LEDA uses the following loss terms:

\vspace{0.05in}
\noindent \textit{Reconstruction Loss:} The deformation field must be accurately reconstructed from its predicted roots. If \(\bphi^{-m} \) is the predicted root at stage \(n\) where \(m = {2}^n\), the deformation field, when composed \(m\) times, must match the original deformation field, the reconstruction loss is \(\mathcal{L}_{rec} = \)
\begin{equation}
    \sum_k \sum_n \left\|C_m(\widehat{\bphi}_{AB}^{-m}) - \bphi_{AB}\right\|^2 + \left\|C_m(\widehat{\bphi}_{BA}^{-m}) - \bphi_{BA}\right\|^2 \text{ where } C_m(\widehat{\bphi}^{-m}) = \underbrace{\bphi \circ \dots \circ \bphi}_{m \text{ times}} \approx \bphi.
\end{equation}

\vspace{0.05in}
\noindent \textit{Inverse Consistency Losses:} Even though the primary network enforces inverse consistency, we also want the successive estimated roots of the forward and inverse deformation fields to compose to identity.
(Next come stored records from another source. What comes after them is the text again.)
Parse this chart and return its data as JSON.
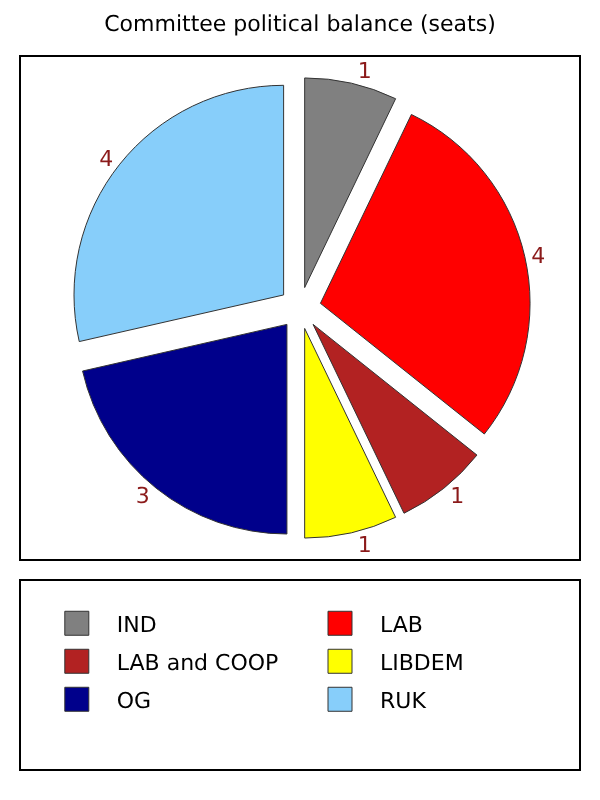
{
  "chart_data": {
    "type": "pie",
    "title": "Committee political balance (seats)",
    "categories": [
      "IND",
      "LAB",
      "LAB and COOP",
      "LIBDEM",
      "OG",
      "RUK"
    ],
    "values": [
      1,
      4,
      1,
      1,
      3,
      4
    ],
    "colors": [
      "#808080",
      "#ff0000",
      "#b22222",
      "#ffff00",
      "#00008b",
      "#87cefa"
    ],
    "data_labels": true,
    "legend": "bottom"
  }
}
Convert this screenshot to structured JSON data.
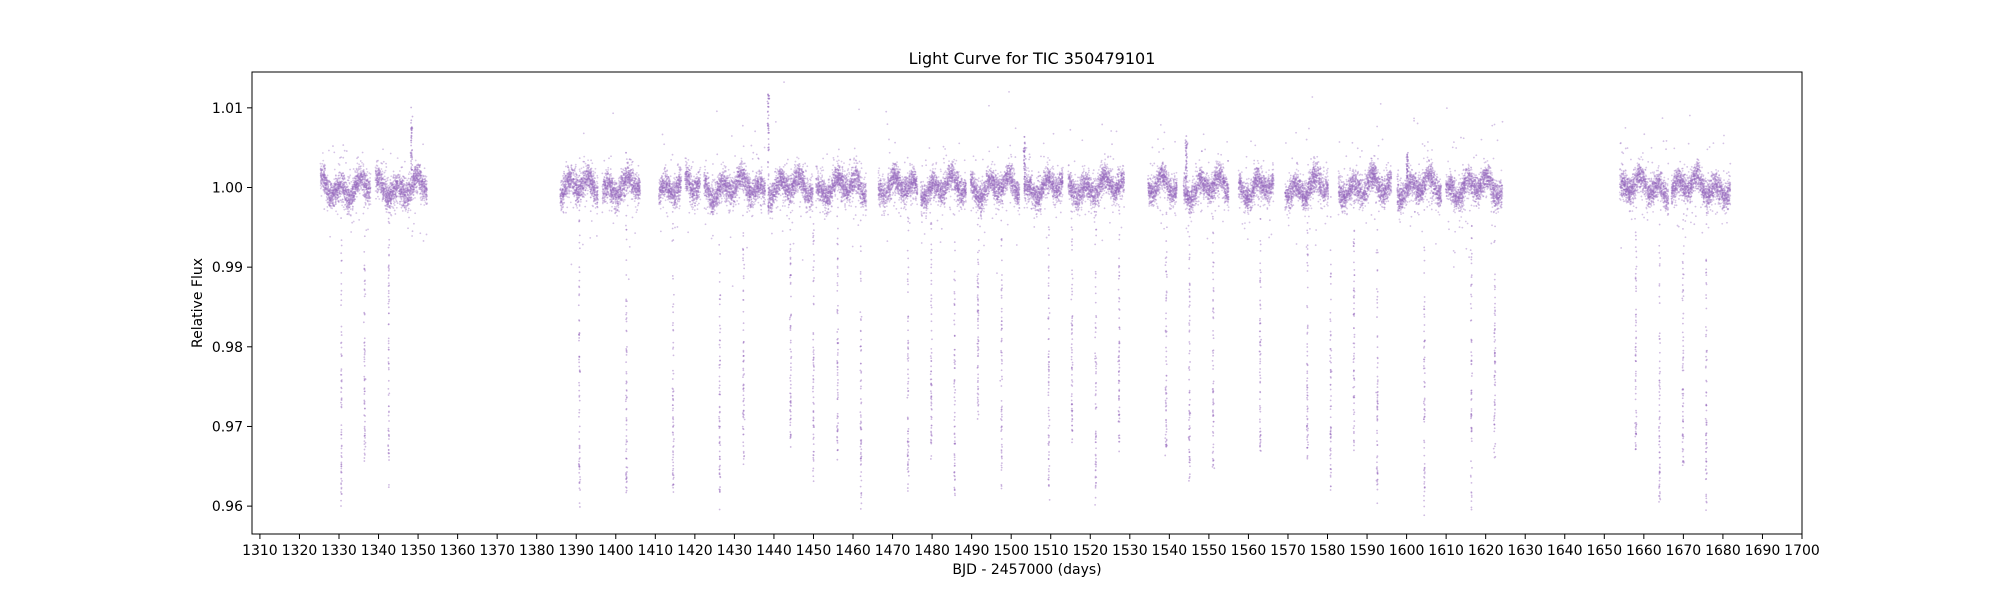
{
  "chart_data": {
    "type": "scatter",
    "title": "Light Curve for TIC 350479101",
    "xlabel": "BJD - 2457000 (days)",
    "ylabel": "Relative Flux",
    "xlim": [
      1308,
      1700
    ],
    "ylim": [
      0.9565,
      1.0145
    ],
    "x_ticks": [
      1310,
      1320,
      1330,
      1340,
      1350,
      1360,
      1370,
      1380,
      1390,
      1400,
      1410,
      1420,
      1430,
      1440,
      1450,
      1460,
      1470,
      1480,
      1490,
      1500,
      1510,
      1520,
      1530,
      1540,
      1550,
      1560,
      1570,
      1580,
      1590,
      1600,
      1610,
      1620,
      1630,
      1640,
      1650,
      1660,
      1670,
      1680,
      1690,
      1700
    ],
    "y_ticks": [
      0.96,
      0.97,
      0.98,
      0.99,
      1.0,
      1.01
    ],
    "y_tick_labels": [
      "0.96",
      "0.97",
      "0.98",
      "0.99",
      "1.00",
      "1.01"
    ],
    "grid": false,
    "marker_color": "#9467bd",
    "baseline_flux": 1.0,
    "baseline_scatter": 0.0015,
    "segments": [
      [
        1325.3,
        1338.0
      ],
      [
        1339.2,
        1352.3
      ],
      [
        1385.9,
        1395.5
      ],
      [
        1396.6,
        1406.2
      ],
      [
        1410.9,
        1416.6
      ],
      [
        1417.5,
        1421.4
      ],
      [
        1422.3,
        1437.8
      ],
      [
        1438.5,
        1449.9
      ],
      [
        1450.6,
        1463.4
      ],
      [
        1466.4,
        1476.3
      ],
      [
        1477.1,
        1488.6
      ],
      [
        1489.7,
        1502.1
      ],
      [
        1503.3,
        1513.1
      ],
      [
        1514.4,
        1528.6
      ],
      [
        1534.6,
        1541.9
      ],
      [
        1543.6,
        1555.0
      ],
      [
        1557.5,
        1566.4
      ],
      [
        1569.2,
        1580.2
      ],
      [
        1582.7,
        1596.2
      ],
      [
        1597.6,
        1608.8
      ],
      [
        1609.9,
        1624.3
      ],
      [
        1653.9,
        1666.2
      ],
      [
        1667.0,
        1681.9
      ]
    ],
    "transits": [
      {
        "t": 1330.6,
        "depth": 0.0395
      },
      {
        "t": 1336.5,
        "depth": 0.034
      },
      {
        "t": 1342.6,
        "depth": 0.037
      },
      {
        "t": 1390.8,
        "depth": 0.039
      },
      {
        "t": 1402.7,
        "depth": 0.039
      },
      {
        "t": 1414.5,
        "depth": 0.038
      },
      {
        "t": 1426.3,
        "depth": 0.039
      },
      {
        "t": 1432.3,
        "depth": 0.035
      },
      {
        "t": 1444.2,
        "depth": 0.032
      },
      {
        "t": 1450.0,
        "depth": 0.036
      },
      {
        "t": 1456.1,
        "depth": 0.034
      },
      {
        "t": 1462.0,
        "depth": 0.0395
      },
      {
        "t": 1473.9,
        "depth": 0.038
      },
      {
        "t": 1479.8,
        "depth": 0.033
      },
      {
        "t": 1485.7,
        "depth": 0.039
      },
      {
        "t": 1491.6,
        "depth": 0.028
      },
      {
        "t": 1497.6,
        "depth": 0.038
      },
      {
        "t": 1509.5,
        "depth": 0.038
      },
      {
        "t": 1515.4,
        "depth": 0.031
      },
      {
        "t": 1521.4,
        "depth": 0.0395
      },
      {
        "t": 1527.3,
        "depth": 0.033
      },
      {
        "t": 1539.2,
        "depth": 0.034
      },
      {
        "t": 1545.1,
        "depth": 0.036
      },
      {
        "t": 1551.1,
        "depth": 0.035
      },
      {
        "t": 1563.0,
        "depth": 0.034
      },
      {
        "t": 1574.9,
        "depth": 0.034
      },
      {
        "t": 1580.8,
        "depth": 0.038
      },
      {
        "t": 1586.7,
        "depth": 0.033
      },
      {
        "t": 1592.6,
        "depth": 0.039
      },
      {
        "t": 1604.5,
        "depth": 0.04
      },
      {
        "t": 1616.4,
        "depth": 0.04
      },
      {
        "t": 1622.3,
        "depth": 0.034
      },
      {
        "t": 1658.0,
        "depth": 0.034
      },
      {
        "t": 1664.0,
        "depth": 0.039
      },
      {
        "t": 1669.9,
        "depth": 0.035
      },
      {
        "t": 1675.8,
        "depth": 0.04
      }
    ],
    "flares": [
      {
        "t": 1438.6,
        "peak": 1.012
      },
      {
        "t": 1544.3,
        "peak": 1.006
      },
      {
        "t": 1348.3,
        "peak": 1.009
      },
      {
        "t": 1503.4,
        "peak": 1.006
      },
      {
        "t": 1600.2,
        "peak": 1.004
      }
    ]
  }
}
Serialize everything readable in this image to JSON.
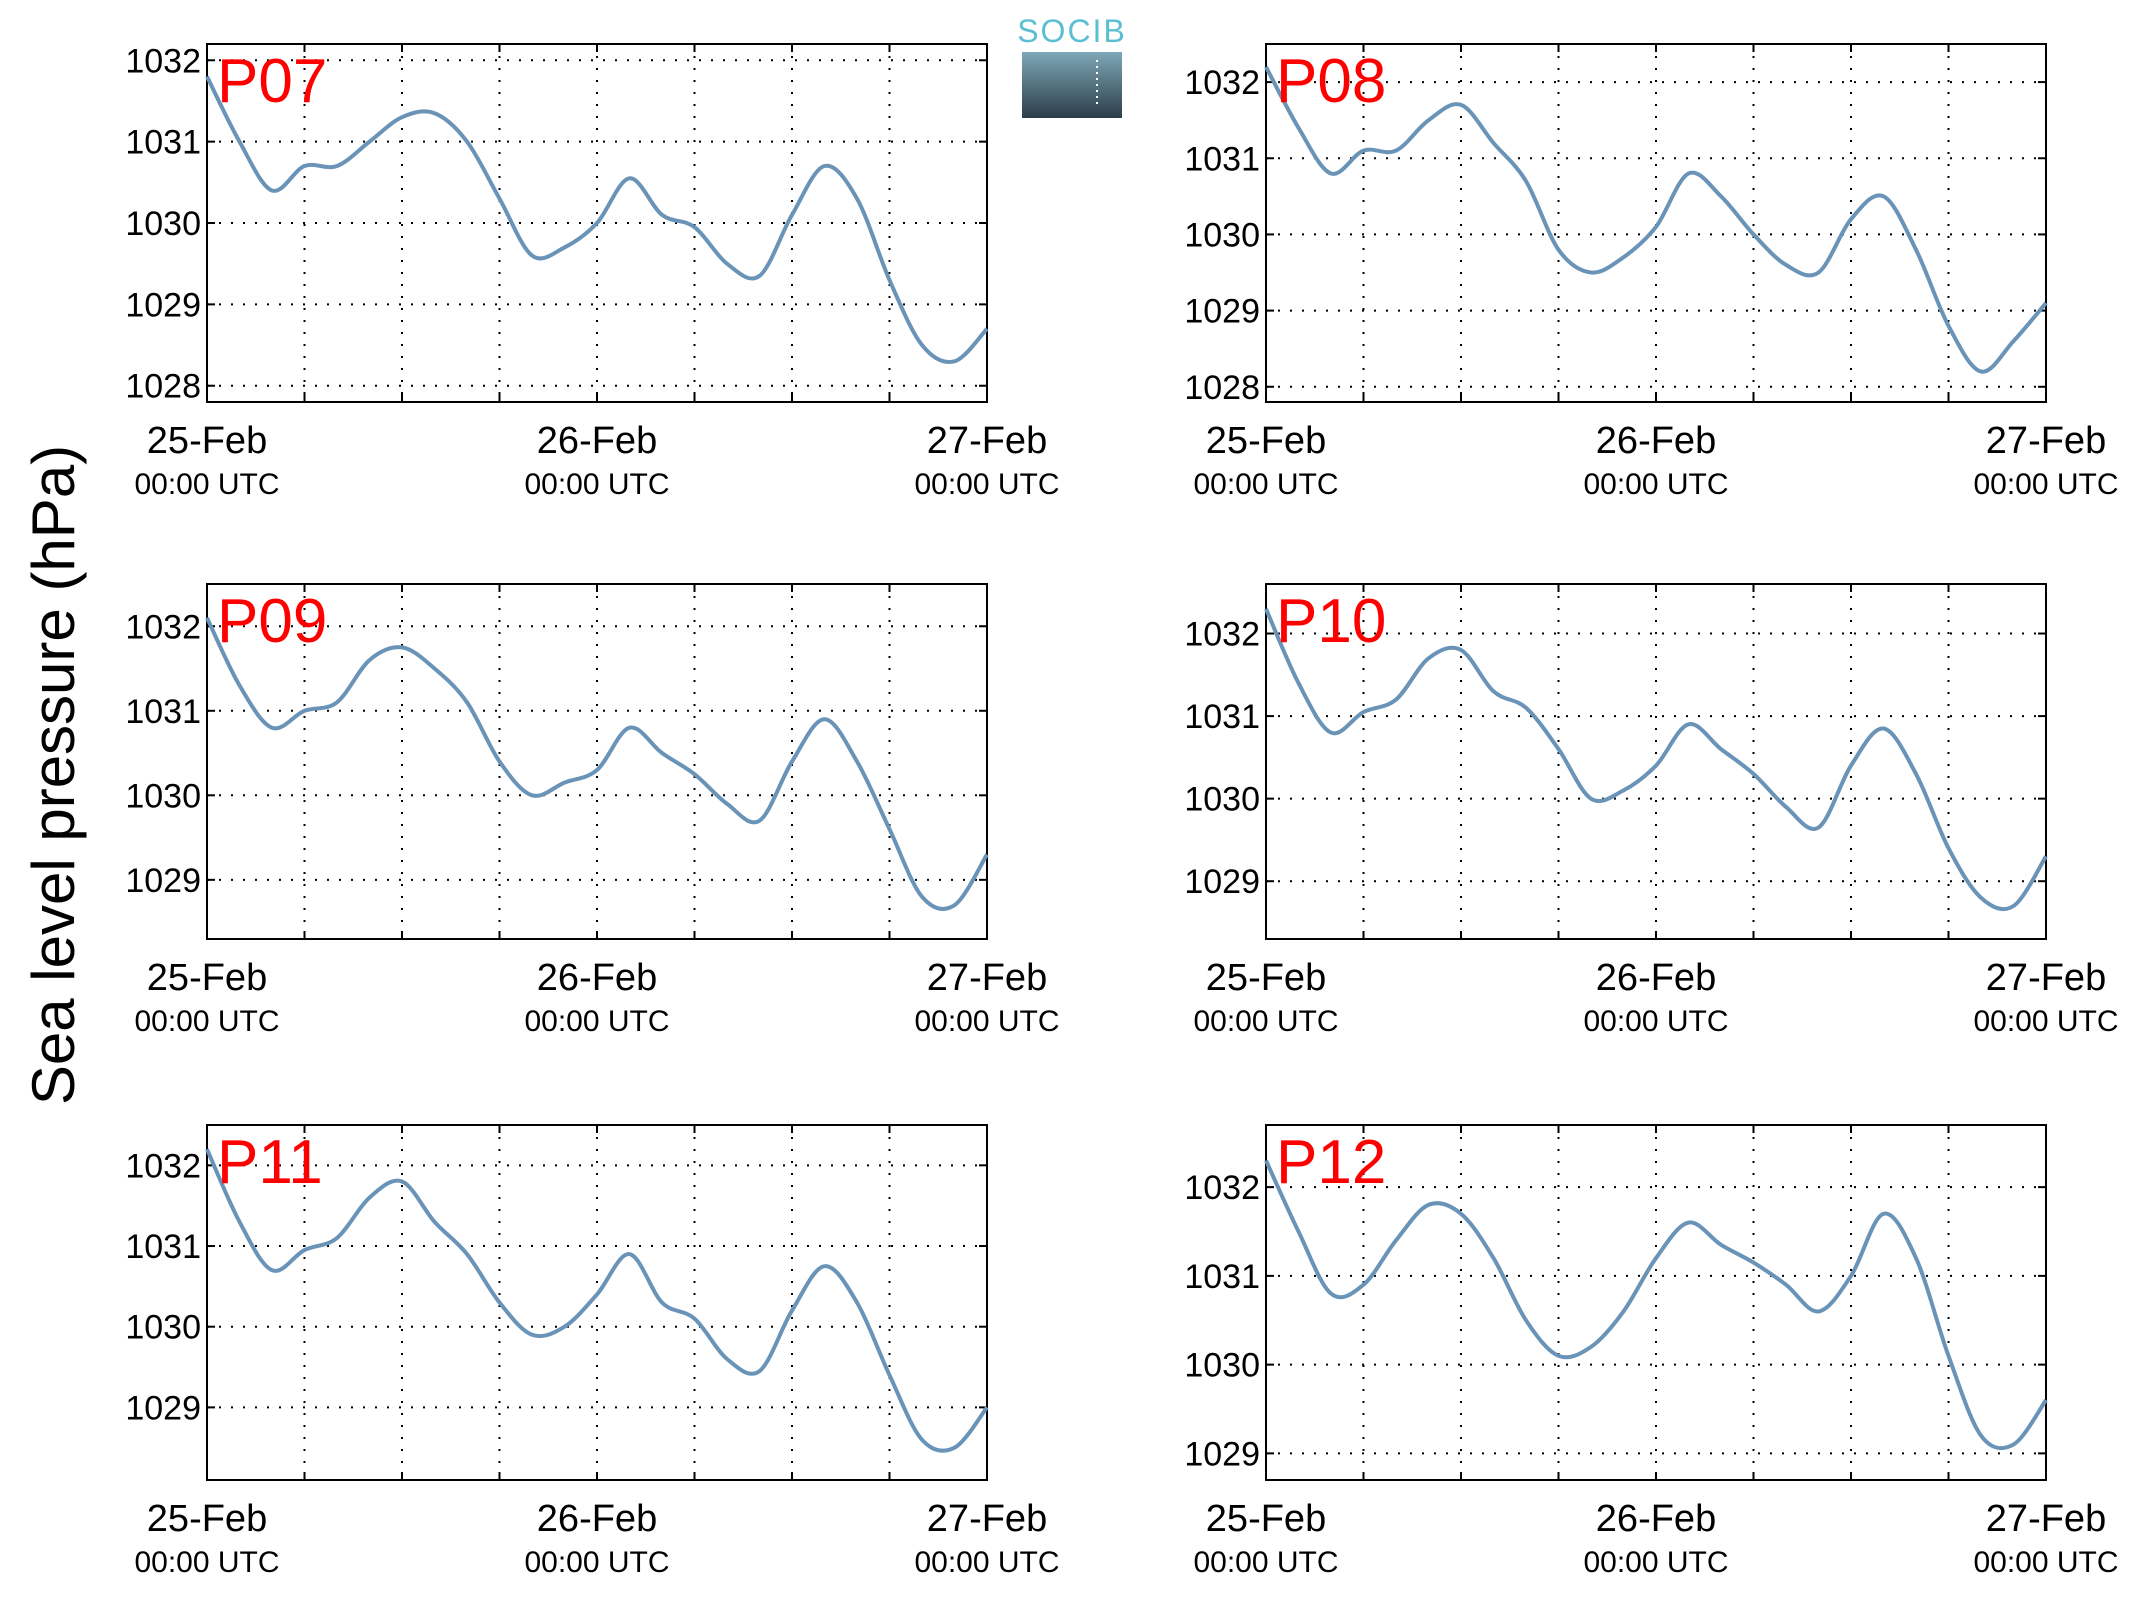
{
  "logo": {
    "text": "SOCIB",
    "text_color": "#5bbfd3",
    "gradient_top": "#7ea7b7",
    "gradient_bottom": "#2c3e4a"
  },
  "colors": {
    "line": "#6a93b8",
    "panel_label": "#ff0000",
    "grid": "#000000"
  },
  "chart_data": [
    {
      "type": "line",
      "label": "P07",
      "ylim": [
        1027.8,
        1032.2
      ],
      "yticks": [
        1028,
        1029,
        1030,
        1031,
        1032
      ],
      "xticks": [
        {
          "date": "25-Feb",
          "time": "00:00 UTC"
        },
        {
          "date": "26-Feb",
          "time": "00:00 UTC"
        },
        {
          "date": "27-Feb",
          "time": "00:00 UTC"
        }
      ],
      "x_hours": [
        0,
        2,
        4,
        6,
        8,
        10,
        12,
        14,
        16,
        18,
        20,
        22,
        24,
        26,
        28,
        30,
        32,
        34,
        36,
        38,
        40,
        42,
        44,
        46,
        48
      ],
      "y": [
        1031.8,
        1031.0,
        1030.4,
        1030.7,
        1030.7,
        1031.0,
        1031.3,
        1031.35,
        1031.0,
        1030.3,
        1029.6,
        1029.7,
        1030.0,
        1030.55,
        1030.1,
        1029.95,
        1029.5,
        1029.35,
        1030.1,
        1030.7,
        1030.3,
        1029.3,
        1028.5,
        1028.3,
        1028.7
      ]
    },
    {
      "type": "line",
      "label": "P08",
      "ylim": [
        1027.8,
        1032.5
      ],
      "yticks": [
        1028,
        1029,
        1030,
        1031,
        1032
      ],
      "xticks": [
        {
          "date": "25-Feb",
          "time": "00:00 UTC"
        },
        {
          "date": "26-Feb",
          "time": "00:00 UTC"
        },
        {
          "date": "27-Feb",
          "time": "00:00 UTC"
        }
      ],
      "x_hours": [
        0,
        2,
        4,
        6,
        8,
        10,
        12,
        14,
        16,
        18,
        20,
        22,
        24,
        26,
        28,
        30,
        32,
        34,
        36,
        38,
        40,
        42,
        44,
        46,
        48
      ],
      "y": [
        1032.2,
        1031.4,
        1030.8,
        1031.1,
        1031.1,
        1031.5,
        1031.7,
        1031.2,
        1030.7,
        1029.8,
        1029.5,
        1029.7,
        1030.1,
        1030.8,
        1030.5,
        1030.0,
        1029.6,
        1029.5,
        1030.2,
        1030.5,
        1029.8,
        1028.8,
        1028.2,
        1028.6,
        1029.1
      ]
    },
    {
      "type": "line",
      "label": "P09",
      "ylim": [
        1028.3,
        1032.5
      ],
      "yticks": [
        1029,
        1030,
        1031,
        1032
      ],
      "xticks": [
        {
          "date": "25-Feb",
          "time": "00:00 UTC"
        },
        {
          "date": "26-Feb",
          "time": "00:00 UTC"
        },
        {
          "date": "27-Feb",
          "time": "00:00 UTC"
        }
      ],
      "x_hours": [
        0,
        2,
        4,
        6,
        8,
        10,
        12,
        14,
        16,
        18,
        20,
        22,
        24,
        26,
        28,
        30,
        32,
        34,
        36,
        38,
        40,
        42,
        44,
        46,
        48
      ],
      "y": [
        1032.1,
        1031.3,
        1030.8,
        1031.0,
        1031.1,
        1031.6,
        1031.75,
        1031.5,
        1031.1,
        1030.4,
        1030.0,
        1030.15,
        1030.3,
        1030.8,
        1030.5,
        1030.25,
        1029.9,
        1029.7,
        1030.4,
        1030.9,
        1030.4,
        1029.6,
        1028.8,
        1028.7,
        1029.3
      ]
    },
    {
      "type": "line",
      "label": "P10",
      "ylim": [
        1028.3,
        1032.6
      ],
      "yticks": [
        1029,
        1030,
        1031,
        1032
      ],
      "xticks": [
        {
          "date": "25-Feb",
          "time": "00:00 UTC"
        },
        {
          "date": "26-Feb",
          "time": "00:00 UTC"
        },
        {
          "date": "27-Feb",
          "time": "00:00 UTC"
        }
      ],
      "x_hours": [
        0,
        2,
        4,
        6,
        8,
        10,
        12,
        14,
        16,
        18,
        20,
        22,
        24,
        26,
        28,
        30,
        32,
        34,
        36,
        38,
        40,
        42,
        44,
        46,
        48
      ],
      "y": [
        1032.3,
        1031.4,
        1030.8,
        1031.05,
        1031.2,
        1031.7,
        1031.8,
        1031.3,
        1031.1,
        1030.6,
        1030.0,
        1030.1,
        1030.4,
        1030.9,
        1030.6,
        1030.3,
        1029.9,
        1029.65,
        1030.4,
        1030.85,
        1030.3,
        1029.4,
        1028.8,
        1028.7,
        1029.3
      ]
    },
    {
      "type": "line",
      "label": "P11",
      "ylim": [
        1028.1,
        1032.5
      ],
      "yticks": [
        1029,
        1030,
        1031,
        1032
      ],
      "xticks": [
        {
          "date": "25-Feb",
          "time": "00:00 UTC"
        },
        {
          "date": "26-Feb",
          "time": "00:00 UTC"
        },
        {
          "date": "27-Feb",
          "time": "00:00 UTC"
        }
      ],
      "x_hours": [
        0,
        2,
        4,
        6,
        8,
        10,
        12,
        14,
        16,
        18,
        20,
        22,
        24,
        26,
        28,
        30,
        32,
        34,
        36,
        38,
        40,
        42,
        44,
        46,
        48
      ],
      "y": [
        1032.2,
        1031.3,
        1030.7,
        1030.95,
        1031.1,
        1031.6,
        1031.8,
        1031.3,
        1030.9,
        1030.3,
        1029.9,
        1030.0,
        1030.4,
        1030.9,
        1030.3,
        1030.1,
        1029.6,
        1029.45,
        1030.2,
        1030.75,
        1030.3,
        1029.4,
        1028.6,
        1028.5,
        1029.0
      ]
    },
    {
      "type": "line",
      "label": "P12",
      "ylim": [
        1028.7,
        1032.7
      ],
      "yticks": [
        1029,
        1030,
        1031,
        1032
      ],
      "xticks": [
        {
          "date": "25-Feb",
          "time": "00:00 UTC"
        },
        {
          "date": "26-Feb",
          "time": "00:00 UTC"
        },
        {
          "date": "27-Feb",
          "time": "00:00 UTC"
        }
      ],
      "x_hours": [
        0,
        2,
        4,
        6,
        8,
        10,
        12,
        14,
        16,
        18,
        20,
        22,
        24,
        26,
        28,
        30,
        32,
        34,
        36,
        38,
        40,
        42,
        44,
        46,
        48
      ],
      "y": [
        1032.3,
        1031.5,
        1030.8,
        1030.9,
        1031.4,
        1031.8,
        1031.7,
        1031.2,
        1030.5,
        1030.1,
        1030.2,
        1030.6,
        1031.2,
        1031.6,
        1031.35,
        1031.15,
        1030.9,
        1030.6,
        1031.0,
        1031.7,
        1031.2,
        1030.1,
        1029.2,
        1029.1,
        1029.6
      ]
    }
  ],
  "shared_ylabel": "Sea level pressure (hPa)"
}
This is enforced through the inverse consistency loss at each root approximation stage. Along with the deformation field inverse consistency, we also want the latent representations of forward and inverse transformations to be consistent, with equal magnitude but opposite directions: \(\z_{AB} = -\z_{BA}\). This is enforced through a latent inverse consistency loss that combines cosine similarity \(\Theta_k\) between \(\z_{AB}, \z_{BA}\)and magnitude constraints.
\begin{equation}
\mathcal{L}_{inv} = \sum_k \sum_n \left\| \widehat{\bphi}_{AB}^{-m} \circ \widehat{\bphi}_{BA}^{-m} - \mathbf{id} \right\|^2 \text{and } \mathcal{L}_{linv} = \sum_k \left(\frac{1 + \cos(\Theta_k)}{2} + \left\|\z_{AB} + \z_{BA}\right\|^2\right)
\end{equation}
The total loss function for LEDA is given by :
\begin{equation} \label{leda_loss}
\mathcal{L}_{S} = \alpha_{rec}\mathcal{L}_{rec} + \alpha_{inv}\mathcal{L}_{inv} + \alpha_{linv}\mathcal{L}_{linv}.
\end{equation}
The total loss function for training the proposed model is \(\mathcal{L}_{total} =  \mathcal{L}_{P} + \lambda_1\mathcal{L}_{S} \). The training process for \model~follows a two-phase strategy. Initially, we set \(\lambda_1 = 0\) (no LEDA regularizer), allowing the primary network to learn forward and backward diffeomorphic mappings. Subsequently, we activate the LEDA regularizer \(\lambda_1>1\), enabling simultaneous training of both primary and secondary networks. This approach ensures the primary network learns diffeomorphic transformations before introducing population-based regulation, leading to more accurate and anatomically consistent results.